China ist seit 2012 der größte Handelspartner Brasiliens. Der Warenaustausch zwischen beiden umfasst über 80 Milliarden US-Dollar. "Der Staatsbesuch von Präsident Xiping erfolgt just in dem Augenblick, in dem beide Länder das 40-jährige Jubiläum ihrer diplomatischen Beziehungen feiern", erklärt Diplomat José Alfredo Graça Lima aus dem brasilianischen Außenministerium. "Wir setzen darauf, dass sich diese strategische Partnerschaft weiter vertieft."
Indien im Schatten Chinas
Der große Unbekannte im Reigen der hochrangigen Staatsbesuche in Brasilien ist Indiens Premierminister Narendra Modi, der am Rande des BRICS-Gipfels am 16. Juli in Brasilia von Präsidentin Dilma Rousseff empfangen wird.

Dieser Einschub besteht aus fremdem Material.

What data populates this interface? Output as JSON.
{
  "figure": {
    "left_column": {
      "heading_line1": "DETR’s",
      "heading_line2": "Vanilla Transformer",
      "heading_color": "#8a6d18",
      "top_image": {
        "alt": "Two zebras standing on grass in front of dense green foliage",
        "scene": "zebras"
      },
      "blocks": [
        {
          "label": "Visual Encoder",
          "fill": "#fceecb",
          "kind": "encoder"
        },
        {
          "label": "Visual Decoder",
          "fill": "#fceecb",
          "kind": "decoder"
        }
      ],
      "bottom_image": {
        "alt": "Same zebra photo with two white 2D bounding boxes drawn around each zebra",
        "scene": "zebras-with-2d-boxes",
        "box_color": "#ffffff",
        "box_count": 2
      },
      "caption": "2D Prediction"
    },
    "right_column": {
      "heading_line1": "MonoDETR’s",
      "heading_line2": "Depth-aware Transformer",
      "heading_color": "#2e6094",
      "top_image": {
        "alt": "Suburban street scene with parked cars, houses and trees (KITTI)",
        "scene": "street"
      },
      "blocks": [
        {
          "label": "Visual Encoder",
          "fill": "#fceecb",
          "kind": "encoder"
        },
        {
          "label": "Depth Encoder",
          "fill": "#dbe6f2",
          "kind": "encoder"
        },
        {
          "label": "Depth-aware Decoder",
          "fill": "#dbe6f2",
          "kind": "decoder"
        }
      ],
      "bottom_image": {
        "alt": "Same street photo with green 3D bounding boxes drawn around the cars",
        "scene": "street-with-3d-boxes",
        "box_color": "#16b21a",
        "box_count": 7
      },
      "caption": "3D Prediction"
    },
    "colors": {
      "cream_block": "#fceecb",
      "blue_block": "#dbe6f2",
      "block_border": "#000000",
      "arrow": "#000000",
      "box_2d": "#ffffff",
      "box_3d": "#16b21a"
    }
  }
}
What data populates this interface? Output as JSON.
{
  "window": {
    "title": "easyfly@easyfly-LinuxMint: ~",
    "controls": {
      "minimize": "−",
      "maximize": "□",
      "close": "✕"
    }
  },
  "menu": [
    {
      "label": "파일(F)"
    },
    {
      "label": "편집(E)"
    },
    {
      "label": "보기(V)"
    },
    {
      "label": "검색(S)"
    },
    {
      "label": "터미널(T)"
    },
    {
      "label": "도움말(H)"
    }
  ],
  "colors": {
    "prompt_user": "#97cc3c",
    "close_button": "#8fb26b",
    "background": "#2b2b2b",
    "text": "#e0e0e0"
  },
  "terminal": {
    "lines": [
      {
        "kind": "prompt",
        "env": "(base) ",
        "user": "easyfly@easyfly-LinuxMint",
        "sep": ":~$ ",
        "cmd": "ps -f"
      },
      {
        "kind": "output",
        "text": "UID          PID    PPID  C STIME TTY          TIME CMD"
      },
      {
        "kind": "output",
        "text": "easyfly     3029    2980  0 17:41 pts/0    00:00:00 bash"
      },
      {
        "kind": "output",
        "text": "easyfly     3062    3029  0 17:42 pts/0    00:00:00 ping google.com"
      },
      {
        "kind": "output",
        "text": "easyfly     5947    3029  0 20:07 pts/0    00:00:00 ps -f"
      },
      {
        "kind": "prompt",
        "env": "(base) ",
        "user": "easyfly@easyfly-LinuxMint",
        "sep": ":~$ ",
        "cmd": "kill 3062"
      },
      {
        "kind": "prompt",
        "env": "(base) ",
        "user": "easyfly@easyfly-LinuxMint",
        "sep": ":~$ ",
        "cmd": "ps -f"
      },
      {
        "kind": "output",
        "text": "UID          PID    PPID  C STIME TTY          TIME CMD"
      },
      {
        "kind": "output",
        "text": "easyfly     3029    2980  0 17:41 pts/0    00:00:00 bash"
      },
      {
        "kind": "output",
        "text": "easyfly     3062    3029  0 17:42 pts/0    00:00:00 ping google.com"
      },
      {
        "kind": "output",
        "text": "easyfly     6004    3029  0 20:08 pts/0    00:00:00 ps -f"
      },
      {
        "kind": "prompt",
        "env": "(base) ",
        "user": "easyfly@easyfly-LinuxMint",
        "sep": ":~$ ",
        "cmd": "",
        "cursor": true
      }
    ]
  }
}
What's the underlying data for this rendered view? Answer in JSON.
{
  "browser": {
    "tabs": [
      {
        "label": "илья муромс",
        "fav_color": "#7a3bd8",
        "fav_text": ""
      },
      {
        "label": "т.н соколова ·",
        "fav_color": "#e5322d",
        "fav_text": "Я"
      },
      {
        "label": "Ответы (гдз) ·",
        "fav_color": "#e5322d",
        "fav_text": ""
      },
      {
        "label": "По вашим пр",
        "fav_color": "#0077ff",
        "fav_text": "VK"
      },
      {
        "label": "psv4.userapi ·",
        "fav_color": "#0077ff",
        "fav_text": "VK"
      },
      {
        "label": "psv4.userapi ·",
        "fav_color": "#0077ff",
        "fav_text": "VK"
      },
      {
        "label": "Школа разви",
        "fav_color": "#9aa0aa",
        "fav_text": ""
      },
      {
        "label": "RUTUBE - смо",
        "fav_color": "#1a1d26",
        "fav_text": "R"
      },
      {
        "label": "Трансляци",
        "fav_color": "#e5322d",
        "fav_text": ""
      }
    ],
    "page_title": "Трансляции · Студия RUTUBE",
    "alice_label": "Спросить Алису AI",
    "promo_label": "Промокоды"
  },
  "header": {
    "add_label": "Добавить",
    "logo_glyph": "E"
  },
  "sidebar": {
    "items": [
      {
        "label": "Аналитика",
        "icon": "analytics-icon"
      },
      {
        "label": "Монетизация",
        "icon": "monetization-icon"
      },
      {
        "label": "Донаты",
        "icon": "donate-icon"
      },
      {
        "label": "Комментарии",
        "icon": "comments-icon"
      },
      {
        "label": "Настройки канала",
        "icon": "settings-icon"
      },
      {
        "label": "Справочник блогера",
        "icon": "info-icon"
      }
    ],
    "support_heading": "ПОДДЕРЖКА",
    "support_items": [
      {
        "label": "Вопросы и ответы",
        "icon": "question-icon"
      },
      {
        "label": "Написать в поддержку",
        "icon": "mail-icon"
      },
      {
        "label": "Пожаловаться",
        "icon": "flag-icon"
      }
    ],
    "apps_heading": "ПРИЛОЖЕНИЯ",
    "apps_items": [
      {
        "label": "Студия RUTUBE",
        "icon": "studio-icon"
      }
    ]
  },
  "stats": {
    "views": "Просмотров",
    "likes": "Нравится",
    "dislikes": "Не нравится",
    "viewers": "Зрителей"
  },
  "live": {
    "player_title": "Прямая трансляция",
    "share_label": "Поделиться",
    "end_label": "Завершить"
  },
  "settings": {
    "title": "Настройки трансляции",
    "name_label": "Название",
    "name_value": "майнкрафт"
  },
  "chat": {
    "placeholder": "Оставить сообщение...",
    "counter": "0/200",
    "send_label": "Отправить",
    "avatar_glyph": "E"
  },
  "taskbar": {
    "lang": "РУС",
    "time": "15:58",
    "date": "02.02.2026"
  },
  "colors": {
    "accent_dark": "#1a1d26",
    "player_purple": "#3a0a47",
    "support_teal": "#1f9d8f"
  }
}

Die beiden Länder mit kontinentalen Ausmaßen arbeiten in mehreren Organisationen zusammen, darunter auch dem Forum Ibas, das die drei Demokratien Indien, Brasilien und Südafrika umfasst. Dennoch ist der politische und wirtschaftliche Austausch zwischen Brasilia und Neu Delhi im Vergleich zu China noch gering.
Der Handel zwischen beiden Staaten umfasst knapp 10 Milliarden US-Dollar und der Staatsbesuch von Dilma Rousseff auf dem Subkontinent liegt bereits drei Jahre zurück. "Indien und Brasilien verfügen über ein außerordentliches Potenzial für bilateralen Handel und Investitionen", heißt es dazu in einer Note des brasilianischen Außenministeriums. Nach dem Ende der WM schlägt in der kommenden Woche die Stunde der brasilianischen Diplomatie.